Contains additional PDF parser improvements to workaround problem with obsolete empty lines in PDF files caused by corrupted embedded fonts.
- Apache Tika 1.20
- Tesseract OCR 4
- Tesseract Language Packs: English, Italian, French, Spain, German, Russian
Allows providing external configuration file for Tika Server - for disabling OCR or any other needs.
cd build
./build.sh script.
Pulling lexnlp/tika-server:
docker pull lexpredict/tika-server
Simply running Tika Server with default config and publishing Tika port on the host machine:
docker run -p 9998:9998 -it lexpredict/tika-server
Running Tika Server with external configuration:
- Create tika-config.xml file. The following example tika-config.xml can be used for disabling OCR:
<?xml version="1.0" encoding="UTF-8"?>
<properties>
<parsers>
<parser class="org.apache.tika.parser.DefaultParser">
<parser-exclude class="org.apache.tika.parser.ocr.TesseractOCRParser"/>
</parser>
</parsers>
</properties>
- Run Tika server with this config file:
docker run -it -p 9998:9998 -v /home/user/tika-config.xml:/tika-config.xml lexpredict/tika-server
If running via sudo ensure you provide full path to the file on the host machine – otherwise it will throw an error.
Running Tika Server cluster in Docker Swarm:
- Assuming you already have a Docker Swarm cluster configured (docker swarm init) and some worker machines are connected to it.

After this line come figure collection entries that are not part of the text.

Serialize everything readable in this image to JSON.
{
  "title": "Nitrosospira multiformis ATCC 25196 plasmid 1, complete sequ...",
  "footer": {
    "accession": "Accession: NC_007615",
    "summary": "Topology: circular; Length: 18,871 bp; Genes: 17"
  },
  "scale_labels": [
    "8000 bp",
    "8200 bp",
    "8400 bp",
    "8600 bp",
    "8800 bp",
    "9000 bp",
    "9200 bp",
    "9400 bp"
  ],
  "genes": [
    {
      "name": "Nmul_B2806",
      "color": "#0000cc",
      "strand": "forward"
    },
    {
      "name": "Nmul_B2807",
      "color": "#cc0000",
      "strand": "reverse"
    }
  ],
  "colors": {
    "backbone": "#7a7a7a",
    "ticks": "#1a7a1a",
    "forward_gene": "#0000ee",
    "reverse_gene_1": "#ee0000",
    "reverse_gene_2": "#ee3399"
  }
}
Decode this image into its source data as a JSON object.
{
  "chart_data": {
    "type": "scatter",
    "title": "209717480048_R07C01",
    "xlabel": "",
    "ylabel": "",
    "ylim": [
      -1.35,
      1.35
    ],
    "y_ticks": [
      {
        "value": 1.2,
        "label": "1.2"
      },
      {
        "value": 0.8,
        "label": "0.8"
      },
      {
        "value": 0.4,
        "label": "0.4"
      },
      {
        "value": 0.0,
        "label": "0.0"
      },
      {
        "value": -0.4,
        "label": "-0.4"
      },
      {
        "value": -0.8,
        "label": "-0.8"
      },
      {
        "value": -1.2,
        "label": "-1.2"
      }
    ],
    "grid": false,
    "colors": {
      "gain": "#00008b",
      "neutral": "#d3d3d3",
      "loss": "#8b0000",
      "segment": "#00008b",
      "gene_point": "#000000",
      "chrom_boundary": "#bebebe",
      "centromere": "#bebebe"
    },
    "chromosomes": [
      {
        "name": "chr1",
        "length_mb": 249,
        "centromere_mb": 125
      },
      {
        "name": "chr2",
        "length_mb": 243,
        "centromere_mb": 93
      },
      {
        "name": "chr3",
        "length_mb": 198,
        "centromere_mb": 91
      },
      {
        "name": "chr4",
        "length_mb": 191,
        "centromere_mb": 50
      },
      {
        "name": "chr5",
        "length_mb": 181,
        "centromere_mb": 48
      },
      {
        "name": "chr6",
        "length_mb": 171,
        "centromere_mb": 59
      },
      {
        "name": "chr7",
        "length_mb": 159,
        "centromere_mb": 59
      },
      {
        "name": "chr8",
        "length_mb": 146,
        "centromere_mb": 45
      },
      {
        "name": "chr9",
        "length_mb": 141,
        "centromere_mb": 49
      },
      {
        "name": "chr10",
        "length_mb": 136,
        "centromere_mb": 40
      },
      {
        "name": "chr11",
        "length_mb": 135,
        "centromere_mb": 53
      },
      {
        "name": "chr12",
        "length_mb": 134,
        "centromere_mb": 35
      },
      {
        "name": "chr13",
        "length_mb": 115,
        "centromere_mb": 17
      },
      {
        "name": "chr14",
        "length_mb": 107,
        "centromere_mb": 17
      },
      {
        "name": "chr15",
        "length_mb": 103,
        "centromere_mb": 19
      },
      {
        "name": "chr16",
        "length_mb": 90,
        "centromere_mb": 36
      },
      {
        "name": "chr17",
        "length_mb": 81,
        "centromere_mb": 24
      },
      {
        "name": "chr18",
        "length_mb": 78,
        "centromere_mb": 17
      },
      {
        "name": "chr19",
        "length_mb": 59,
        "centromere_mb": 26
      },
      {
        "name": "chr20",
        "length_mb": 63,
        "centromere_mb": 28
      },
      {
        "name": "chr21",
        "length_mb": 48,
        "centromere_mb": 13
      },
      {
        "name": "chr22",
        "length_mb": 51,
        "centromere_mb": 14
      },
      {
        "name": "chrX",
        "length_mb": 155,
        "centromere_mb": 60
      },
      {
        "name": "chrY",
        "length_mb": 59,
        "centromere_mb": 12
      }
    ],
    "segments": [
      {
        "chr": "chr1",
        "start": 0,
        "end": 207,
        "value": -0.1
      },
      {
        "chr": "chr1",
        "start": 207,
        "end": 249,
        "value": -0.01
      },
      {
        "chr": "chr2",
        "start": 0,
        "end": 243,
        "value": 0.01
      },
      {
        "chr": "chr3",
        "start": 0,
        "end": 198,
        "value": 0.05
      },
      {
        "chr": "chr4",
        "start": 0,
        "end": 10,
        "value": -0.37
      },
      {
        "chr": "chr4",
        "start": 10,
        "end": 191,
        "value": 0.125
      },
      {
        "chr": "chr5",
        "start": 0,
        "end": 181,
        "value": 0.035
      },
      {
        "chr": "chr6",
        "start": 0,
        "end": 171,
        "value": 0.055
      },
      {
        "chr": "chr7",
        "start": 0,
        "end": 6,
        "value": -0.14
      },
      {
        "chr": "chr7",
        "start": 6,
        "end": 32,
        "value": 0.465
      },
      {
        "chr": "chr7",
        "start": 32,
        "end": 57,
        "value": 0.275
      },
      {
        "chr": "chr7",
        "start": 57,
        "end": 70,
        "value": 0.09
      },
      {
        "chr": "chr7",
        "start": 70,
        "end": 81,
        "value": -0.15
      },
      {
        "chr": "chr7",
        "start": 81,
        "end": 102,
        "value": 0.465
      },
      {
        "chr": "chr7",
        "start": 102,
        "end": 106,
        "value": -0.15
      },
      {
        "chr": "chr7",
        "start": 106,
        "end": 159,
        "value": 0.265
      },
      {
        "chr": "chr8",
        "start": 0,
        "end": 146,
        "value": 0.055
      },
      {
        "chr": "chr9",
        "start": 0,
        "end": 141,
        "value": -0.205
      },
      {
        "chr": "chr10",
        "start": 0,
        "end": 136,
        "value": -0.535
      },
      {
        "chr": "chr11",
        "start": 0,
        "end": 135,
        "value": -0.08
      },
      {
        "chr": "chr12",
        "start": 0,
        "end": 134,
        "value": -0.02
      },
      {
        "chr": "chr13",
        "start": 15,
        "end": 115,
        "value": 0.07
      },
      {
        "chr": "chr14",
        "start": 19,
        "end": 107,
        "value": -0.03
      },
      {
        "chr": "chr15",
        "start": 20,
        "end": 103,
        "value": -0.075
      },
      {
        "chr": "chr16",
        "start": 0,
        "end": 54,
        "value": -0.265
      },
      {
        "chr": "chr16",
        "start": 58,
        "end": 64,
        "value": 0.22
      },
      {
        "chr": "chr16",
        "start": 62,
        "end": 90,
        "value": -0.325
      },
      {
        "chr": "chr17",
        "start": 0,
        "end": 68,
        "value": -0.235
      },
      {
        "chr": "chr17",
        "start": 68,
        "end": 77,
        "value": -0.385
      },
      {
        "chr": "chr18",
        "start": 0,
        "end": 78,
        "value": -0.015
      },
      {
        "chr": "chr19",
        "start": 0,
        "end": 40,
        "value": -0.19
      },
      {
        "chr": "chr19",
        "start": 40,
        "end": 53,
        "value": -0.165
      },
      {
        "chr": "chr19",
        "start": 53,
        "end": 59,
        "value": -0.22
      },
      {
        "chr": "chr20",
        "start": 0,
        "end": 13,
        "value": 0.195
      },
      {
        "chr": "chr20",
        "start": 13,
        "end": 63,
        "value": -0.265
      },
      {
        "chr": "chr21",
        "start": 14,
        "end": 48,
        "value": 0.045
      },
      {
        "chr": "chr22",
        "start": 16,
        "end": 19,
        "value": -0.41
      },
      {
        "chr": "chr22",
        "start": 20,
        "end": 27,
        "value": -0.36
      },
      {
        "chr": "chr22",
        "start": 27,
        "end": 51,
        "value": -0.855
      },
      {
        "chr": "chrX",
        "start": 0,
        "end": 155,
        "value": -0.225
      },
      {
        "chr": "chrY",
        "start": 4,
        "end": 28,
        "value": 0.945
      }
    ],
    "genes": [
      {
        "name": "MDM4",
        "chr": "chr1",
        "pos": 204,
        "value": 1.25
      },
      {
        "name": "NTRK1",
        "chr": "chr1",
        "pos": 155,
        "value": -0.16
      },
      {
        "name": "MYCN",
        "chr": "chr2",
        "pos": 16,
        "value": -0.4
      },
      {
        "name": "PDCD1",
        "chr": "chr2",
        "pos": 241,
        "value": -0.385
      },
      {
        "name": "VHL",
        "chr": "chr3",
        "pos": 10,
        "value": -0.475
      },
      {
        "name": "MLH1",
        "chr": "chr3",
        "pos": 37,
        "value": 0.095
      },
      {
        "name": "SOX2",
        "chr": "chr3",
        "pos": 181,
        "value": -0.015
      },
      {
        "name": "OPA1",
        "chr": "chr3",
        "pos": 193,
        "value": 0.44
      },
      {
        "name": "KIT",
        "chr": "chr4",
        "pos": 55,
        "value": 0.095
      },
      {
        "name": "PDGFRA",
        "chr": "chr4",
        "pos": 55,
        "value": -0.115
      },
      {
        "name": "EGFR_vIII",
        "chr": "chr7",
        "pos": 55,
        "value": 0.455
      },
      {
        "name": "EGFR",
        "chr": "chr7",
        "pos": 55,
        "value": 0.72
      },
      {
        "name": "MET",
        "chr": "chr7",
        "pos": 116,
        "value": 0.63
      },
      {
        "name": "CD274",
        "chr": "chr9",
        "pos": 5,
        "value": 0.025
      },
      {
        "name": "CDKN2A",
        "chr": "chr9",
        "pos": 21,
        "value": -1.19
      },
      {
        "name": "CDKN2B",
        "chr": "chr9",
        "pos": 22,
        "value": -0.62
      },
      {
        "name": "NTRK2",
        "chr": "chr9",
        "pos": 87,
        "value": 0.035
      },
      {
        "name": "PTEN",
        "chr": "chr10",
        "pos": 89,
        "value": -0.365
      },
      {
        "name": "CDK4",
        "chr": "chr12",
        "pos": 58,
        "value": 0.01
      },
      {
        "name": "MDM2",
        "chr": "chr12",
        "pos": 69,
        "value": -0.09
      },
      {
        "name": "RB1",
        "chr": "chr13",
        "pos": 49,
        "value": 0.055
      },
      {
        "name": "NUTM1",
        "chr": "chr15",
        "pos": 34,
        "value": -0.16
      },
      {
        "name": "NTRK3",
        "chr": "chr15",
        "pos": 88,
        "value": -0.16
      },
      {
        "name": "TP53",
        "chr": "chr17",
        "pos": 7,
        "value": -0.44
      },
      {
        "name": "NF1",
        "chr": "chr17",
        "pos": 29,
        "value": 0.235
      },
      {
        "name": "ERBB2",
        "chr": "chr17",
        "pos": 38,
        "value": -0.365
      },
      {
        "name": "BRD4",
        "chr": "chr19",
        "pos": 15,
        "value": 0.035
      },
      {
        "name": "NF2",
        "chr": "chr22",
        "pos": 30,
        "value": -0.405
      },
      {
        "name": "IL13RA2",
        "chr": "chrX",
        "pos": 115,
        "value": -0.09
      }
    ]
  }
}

- To deploy Tika we need docker-compose.yml file (see /deployment-example dir):
version: "3.3"
services:
tika:
image: lexpredict/tika-server:latest
ports:
- 9998:9998
configs:
- source: tika_config_3
target: /tika-config.xml
networks:
- net
deploy:
replicas: 3
networks:
net:
configs:
tika_config_3:
file: ./tika-config.xml
Configuration file (tika-config.xml) should be in the same directory with docker-compose.xml. 3. Deploying Tika to Docker Swarm:
docker stack deploy --compose-file docker-compose.yml tika-cluster
In some cases the current PDF text extraction routines from TIKA work incorrectly with PDF documents containing corrupted embedded fonts. The extracted text contains an obsolete blank line after almost every line of normal text.
It can be fixed by using PDFTextStripper class from PDFBox which probably was used in previous versions of TIKA. This workaround is not suitable for all cases because it provides worse results than TIKA's normal text extraction on good uncorrupted PDF documents.
Normaly TIKA configured in this Docker image processes PDFs as usual without using the old-style PDFTextStripper. To trigger processing the document with PDFTextStripper add a header to the request: "pdf-parse:strip".